Giubileo della comunicazione: Ferrando (Avvenire), “serve prossimità per provare bucare la bolla dell’indifferenza”

“La parole d’ordine è prossimità, l’arma con cui provare bucare la bolla dell’indifferenza. Il farci più vicini è la nostra arma in più”. Lo ha affermato questa mattina Marco Ferrando, vicedirettore di Avvenire e direttore delle testate del master in Giornalismo dell’Università di Torino, intervenendo alla seconda giornata del convegno “2025: A.I. confini della comunicazione” organizzato a Roma dall’Ufficio nazionale per le Comunicazioni sociali della Cei in occasione della festa di san Francesco di Sales e del Giubileo del mondo della comunicazione.

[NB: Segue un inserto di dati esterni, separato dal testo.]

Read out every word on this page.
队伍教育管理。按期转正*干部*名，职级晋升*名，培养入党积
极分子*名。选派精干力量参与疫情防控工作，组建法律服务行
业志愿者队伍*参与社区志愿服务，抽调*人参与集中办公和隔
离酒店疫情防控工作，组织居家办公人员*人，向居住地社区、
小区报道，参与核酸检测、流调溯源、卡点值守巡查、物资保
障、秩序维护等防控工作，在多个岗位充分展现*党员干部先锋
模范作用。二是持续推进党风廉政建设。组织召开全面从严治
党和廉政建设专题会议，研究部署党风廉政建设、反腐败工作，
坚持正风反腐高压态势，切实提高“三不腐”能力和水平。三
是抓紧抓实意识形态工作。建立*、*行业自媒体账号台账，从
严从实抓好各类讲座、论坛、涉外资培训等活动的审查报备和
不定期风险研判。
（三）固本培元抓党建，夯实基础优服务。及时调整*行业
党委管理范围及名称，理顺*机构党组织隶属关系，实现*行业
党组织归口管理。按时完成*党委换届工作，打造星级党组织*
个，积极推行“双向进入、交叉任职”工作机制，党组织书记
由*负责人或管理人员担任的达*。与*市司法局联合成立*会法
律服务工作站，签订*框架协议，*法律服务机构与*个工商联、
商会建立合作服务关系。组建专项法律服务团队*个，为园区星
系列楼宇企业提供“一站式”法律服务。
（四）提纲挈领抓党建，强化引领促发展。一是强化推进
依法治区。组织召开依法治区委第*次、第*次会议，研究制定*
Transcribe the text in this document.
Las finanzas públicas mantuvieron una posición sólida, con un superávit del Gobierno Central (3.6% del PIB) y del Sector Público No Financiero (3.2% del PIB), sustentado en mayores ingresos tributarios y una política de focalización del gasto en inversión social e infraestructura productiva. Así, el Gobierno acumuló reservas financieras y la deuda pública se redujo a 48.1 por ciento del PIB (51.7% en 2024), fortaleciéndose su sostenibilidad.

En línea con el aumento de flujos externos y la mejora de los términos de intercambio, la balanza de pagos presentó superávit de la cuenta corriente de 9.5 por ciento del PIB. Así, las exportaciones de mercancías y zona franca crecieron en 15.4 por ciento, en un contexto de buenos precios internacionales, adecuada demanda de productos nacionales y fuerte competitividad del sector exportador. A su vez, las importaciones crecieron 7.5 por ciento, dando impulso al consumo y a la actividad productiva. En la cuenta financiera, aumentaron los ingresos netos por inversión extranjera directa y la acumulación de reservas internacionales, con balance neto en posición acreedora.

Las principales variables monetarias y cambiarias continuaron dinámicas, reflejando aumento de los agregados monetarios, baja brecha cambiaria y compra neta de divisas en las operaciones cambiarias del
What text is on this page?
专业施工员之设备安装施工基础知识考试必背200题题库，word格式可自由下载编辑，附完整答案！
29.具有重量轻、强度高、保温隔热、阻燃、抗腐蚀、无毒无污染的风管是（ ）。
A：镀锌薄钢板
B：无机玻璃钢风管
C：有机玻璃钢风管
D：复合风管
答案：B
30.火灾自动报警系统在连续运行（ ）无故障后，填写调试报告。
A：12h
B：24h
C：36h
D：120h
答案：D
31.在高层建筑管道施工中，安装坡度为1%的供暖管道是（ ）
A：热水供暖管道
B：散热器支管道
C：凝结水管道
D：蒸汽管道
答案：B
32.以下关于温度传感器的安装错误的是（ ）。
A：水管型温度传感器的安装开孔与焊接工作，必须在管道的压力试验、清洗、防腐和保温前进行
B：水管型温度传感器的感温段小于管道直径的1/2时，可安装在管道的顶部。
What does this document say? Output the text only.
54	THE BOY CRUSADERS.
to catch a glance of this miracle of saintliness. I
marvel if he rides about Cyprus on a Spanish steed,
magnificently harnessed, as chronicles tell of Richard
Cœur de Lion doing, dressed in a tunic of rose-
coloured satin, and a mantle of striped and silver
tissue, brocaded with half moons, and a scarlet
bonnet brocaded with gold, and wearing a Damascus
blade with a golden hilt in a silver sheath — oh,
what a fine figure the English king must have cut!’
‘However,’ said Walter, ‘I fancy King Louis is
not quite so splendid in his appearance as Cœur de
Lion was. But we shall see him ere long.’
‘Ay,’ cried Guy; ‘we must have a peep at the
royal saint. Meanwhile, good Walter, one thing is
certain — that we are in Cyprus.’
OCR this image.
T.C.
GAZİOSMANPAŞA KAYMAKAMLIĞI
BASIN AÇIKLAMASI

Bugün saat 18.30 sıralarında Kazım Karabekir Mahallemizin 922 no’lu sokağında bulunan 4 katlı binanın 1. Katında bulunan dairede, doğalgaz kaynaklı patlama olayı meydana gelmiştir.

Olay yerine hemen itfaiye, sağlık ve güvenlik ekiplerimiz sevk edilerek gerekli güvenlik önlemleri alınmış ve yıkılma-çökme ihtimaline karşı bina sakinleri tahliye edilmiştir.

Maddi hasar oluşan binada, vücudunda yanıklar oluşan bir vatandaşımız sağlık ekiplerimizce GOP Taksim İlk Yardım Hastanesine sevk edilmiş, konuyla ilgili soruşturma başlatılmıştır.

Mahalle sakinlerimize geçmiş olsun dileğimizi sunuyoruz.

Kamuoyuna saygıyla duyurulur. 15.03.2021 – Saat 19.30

Parlando di “Meno prodotti, più processi”, il giornalista ha osservato che “c’è una sostanziale insoddisfazione sia per gli utenti sia per gli operatori dell’informazione. Così come cala la fiducia nelle notizie”. “C’è – ha spiegato – una fuga dalle notizie, un dato che aumenta progressivamente e oggi interessa il 36% degli italiani che scappano dalle notizie”. Rispetto all’avvento dell’intelligenza artificiale, Ferrando ha evidenziato che le ricerche dicono che “il pubblico è consapevole della sua esistenza ed è allertato sui rischi. E si sente più a suo agio se le notizie vengono mediate da un giornalista umano”. Un aspetto significato relativo all’AI è quello che “si deve distinguere l’attività giornalista da quella di creazione di contenuti. Possono integrarsi, ma rimangono distinte”. Tra i “segnali di luce” citati relativi al mondo dell’editoria e del giornalismo anche le “nuove testate che si stanno facendo spazio”. Per gli utenti, “il principale bisogno insoddisfatto riguarda la voglia di capire, di sapere”: un bisogno che va intercettato e a cui rispondere con la “selezione delle notizie, più qualità e meno quantità”. Serve “fidelizzare il pubblico su alcuni ‘piatti forti’ come le notizie locali, quelle che riguardano le comunità dove abitiamo”, l’indicazione di Ferrando che poi, relativamente ai podcast, ha ammonito: “Non spaiamo nel mucchio, non facciamoli su qualunque cosa. Ce ne sono già tanti, come tanti sono i contenuti video e multimediali”; per cui “serve la capacità di selezionare”. Il giornalista si è poi soffermato su alcune parole che devono caratterizzare la professione: ascolto, relazione, senso, servizio, partecipazione, comunità, felicità, speranza. “Abbiamo il piccolo grande vantaggio di sapere cosa dire e a chi, la distanza verso il nostro pubblico è minore”, ha osservato, invitando i giornalisti alla prossimità.